On Thursday, the Denver Broncos announced a new deal that rewarded quarterback Russell Wilson with an obscene amount of money. The club hopes Wilson, who was already set to make an obscene amount of money via the contract he was under when traded from the Seattle Seahawks, will end their carousel of QBs since the retirement of Peyton Manning. The Dallas Cowboys haven’t had to endure this uncertainty. They were blessed to move on from the Tony Romo era to the Dak Prescott era rather smoothly as far as QB switches go.
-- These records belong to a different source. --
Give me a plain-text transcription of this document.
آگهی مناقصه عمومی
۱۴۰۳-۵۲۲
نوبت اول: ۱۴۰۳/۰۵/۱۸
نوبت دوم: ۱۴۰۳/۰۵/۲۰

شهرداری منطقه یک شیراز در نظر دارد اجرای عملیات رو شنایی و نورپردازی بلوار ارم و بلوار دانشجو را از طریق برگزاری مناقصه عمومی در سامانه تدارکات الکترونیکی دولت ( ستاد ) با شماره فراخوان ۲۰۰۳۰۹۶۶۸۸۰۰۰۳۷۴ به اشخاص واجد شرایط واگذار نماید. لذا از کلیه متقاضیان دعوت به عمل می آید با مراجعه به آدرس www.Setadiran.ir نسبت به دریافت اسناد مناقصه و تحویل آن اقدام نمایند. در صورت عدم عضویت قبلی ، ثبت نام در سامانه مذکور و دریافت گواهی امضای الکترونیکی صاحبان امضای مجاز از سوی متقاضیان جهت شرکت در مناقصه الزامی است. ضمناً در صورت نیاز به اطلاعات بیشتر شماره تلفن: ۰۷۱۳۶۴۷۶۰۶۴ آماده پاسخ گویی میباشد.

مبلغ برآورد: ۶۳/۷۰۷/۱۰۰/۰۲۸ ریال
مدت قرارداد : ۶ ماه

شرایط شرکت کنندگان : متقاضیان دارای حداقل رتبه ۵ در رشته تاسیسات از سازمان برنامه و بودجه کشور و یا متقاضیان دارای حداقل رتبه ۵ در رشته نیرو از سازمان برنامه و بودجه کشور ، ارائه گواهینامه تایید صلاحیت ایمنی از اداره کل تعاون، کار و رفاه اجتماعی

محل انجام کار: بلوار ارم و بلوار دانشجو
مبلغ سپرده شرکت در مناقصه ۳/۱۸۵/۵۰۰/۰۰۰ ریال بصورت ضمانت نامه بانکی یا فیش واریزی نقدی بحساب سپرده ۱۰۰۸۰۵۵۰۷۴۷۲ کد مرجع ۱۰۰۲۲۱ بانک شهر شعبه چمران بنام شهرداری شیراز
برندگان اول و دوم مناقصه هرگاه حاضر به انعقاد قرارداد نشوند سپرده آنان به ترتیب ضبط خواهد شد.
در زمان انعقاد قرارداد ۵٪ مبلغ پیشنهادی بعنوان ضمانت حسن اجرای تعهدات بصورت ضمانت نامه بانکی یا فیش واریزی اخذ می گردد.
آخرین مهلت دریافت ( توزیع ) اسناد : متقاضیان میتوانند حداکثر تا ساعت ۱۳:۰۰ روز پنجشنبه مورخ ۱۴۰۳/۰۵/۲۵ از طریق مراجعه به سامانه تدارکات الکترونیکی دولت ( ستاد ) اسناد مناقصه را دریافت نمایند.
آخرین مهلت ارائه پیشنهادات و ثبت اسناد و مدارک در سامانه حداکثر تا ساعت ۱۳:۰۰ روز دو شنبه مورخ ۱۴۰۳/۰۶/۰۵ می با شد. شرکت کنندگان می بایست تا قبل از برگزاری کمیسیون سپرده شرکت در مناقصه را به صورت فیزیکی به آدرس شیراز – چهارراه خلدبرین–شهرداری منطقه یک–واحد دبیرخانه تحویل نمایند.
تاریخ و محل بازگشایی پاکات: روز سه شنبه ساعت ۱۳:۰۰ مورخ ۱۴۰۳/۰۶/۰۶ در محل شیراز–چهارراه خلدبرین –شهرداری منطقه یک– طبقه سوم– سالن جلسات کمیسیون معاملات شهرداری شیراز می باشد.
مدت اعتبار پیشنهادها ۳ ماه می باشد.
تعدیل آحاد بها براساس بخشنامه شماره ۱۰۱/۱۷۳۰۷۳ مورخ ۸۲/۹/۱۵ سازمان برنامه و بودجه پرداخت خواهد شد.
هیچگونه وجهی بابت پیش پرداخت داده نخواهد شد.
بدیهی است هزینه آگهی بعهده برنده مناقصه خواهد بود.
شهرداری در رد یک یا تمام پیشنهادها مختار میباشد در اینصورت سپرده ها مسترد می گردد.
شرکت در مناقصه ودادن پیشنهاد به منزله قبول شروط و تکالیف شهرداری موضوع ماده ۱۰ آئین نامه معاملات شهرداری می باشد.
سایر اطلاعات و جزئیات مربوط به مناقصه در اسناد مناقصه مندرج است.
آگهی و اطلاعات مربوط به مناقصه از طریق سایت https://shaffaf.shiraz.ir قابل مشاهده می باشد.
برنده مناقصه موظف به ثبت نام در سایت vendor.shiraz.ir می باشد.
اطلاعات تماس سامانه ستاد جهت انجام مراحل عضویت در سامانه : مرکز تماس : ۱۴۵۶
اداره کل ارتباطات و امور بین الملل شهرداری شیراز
Romo was consistently hurt, and a woefully under-drafted fourth-round pick was waiting in the wings to take over and continue a window of championship opportunity. The fact Dallas hasn’t climbed through the window is a different conversation than having a QB capable of doing such things with. Prescott is capable, and Dallas was right to pay him a big contract in 2021. That negotiation brought much ire and outrage from the fanbase when the deal landed at $40 million a season. The fake issues were wrong then, but that wasn’t the only thing that was wrong.
Cowboys fans and analysts, including yours truly, have been wrong the entire time. Even before that deal was consummated, there was another large contingent of folks on the opposite side saying Dallas was waiting too long to give Prescott a new deal, allowing it to grow more expensive by the day. It turns out they (we) were wrong, too.